Re’y ve İctihâd: Re’y kelimesi fıkıh literatüründe “hakkında açık bir nas yani âyet veya hadîs metni bulunmayan fıkhî bir konuda müctehidin belli metotlar uygulayarak ulaştığı şahsî görüş” anlamında kullanılan bir terimdir. İctihâd sözlükte “zor ve meşakkatli bir işi gerçekleştirme uğrunda kişinin olanca gayreti göstermesi”, fıkıh ilminde ise “fakîhin şer’î-amelî bir meselenin hükmünü, ilgili delillerden çıkarabilmek için olanca gayreti sarfetmesi” anlamına gelir. Bu melekeye sahip olan kimseye müctehîd denir.

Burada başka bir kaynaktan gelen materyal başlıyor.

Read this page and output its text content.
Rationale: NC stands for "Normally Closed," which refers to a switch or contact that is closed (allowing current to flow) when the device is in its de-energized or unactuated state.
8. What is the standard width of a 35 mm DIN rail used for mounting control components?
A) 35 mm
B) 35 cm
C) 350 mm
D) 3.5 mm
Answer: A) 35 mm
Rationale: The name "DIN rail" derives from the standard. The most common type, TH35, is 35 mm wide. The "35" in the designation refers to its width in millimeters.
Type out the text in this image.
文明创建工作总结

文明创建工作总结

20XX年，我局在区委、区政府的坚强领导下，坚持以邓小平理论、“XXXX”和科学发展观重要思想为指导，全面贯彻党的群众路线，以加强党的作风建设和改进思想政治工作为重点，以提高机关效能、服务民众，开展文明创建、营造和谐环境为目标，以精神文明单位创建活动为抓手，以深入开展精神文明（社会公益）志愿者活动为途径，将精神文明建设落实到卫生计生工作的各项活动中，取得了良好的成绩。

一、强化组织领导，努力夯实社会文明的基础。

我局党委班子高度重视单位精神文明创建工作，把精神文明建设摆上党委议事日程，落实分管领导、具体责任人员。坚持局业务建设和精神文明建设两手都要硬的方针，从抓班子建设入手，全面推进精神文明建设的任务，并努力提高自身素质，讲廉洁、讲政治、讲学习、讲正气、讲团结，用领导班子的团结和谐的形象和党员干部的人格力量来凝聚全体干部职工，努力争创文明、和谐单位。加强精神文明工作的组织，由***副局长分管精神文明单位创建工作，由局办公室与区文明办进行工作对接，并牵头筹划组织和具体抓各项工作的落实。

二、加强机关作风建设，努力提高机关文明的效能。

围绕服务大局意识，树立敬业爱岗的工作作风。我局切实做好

Ehliyet: Kişinin dînî ve hukûkî hükme konu (muhâtap) olmaya elverişli oluşu demektir.
Vücûb Ehliyeti: Kişinin haklara sahip olabilme ve borç altına girebilme ehliyetidir. Vücûb ehliyetinin temelini zimmet ve hukûkî kişilik teşkil eder; bu ehliyetin yaş, akıl, temyiz ve rüşd ile alâkası yoktur.
Edâ Ehliyeti: Kişinin dînen ve hukûken mûteber olacak tarzda davranmaya ve hukûkî işlem yapmaya elverişli oluşu demektir.
Hükmen Bulûğ Yaşı: Ebû Hanîfe’ye göre erkeklerde 18, kızlarda 17 yaş, çoğunluğa göre her ikisi için de 15 yaştır.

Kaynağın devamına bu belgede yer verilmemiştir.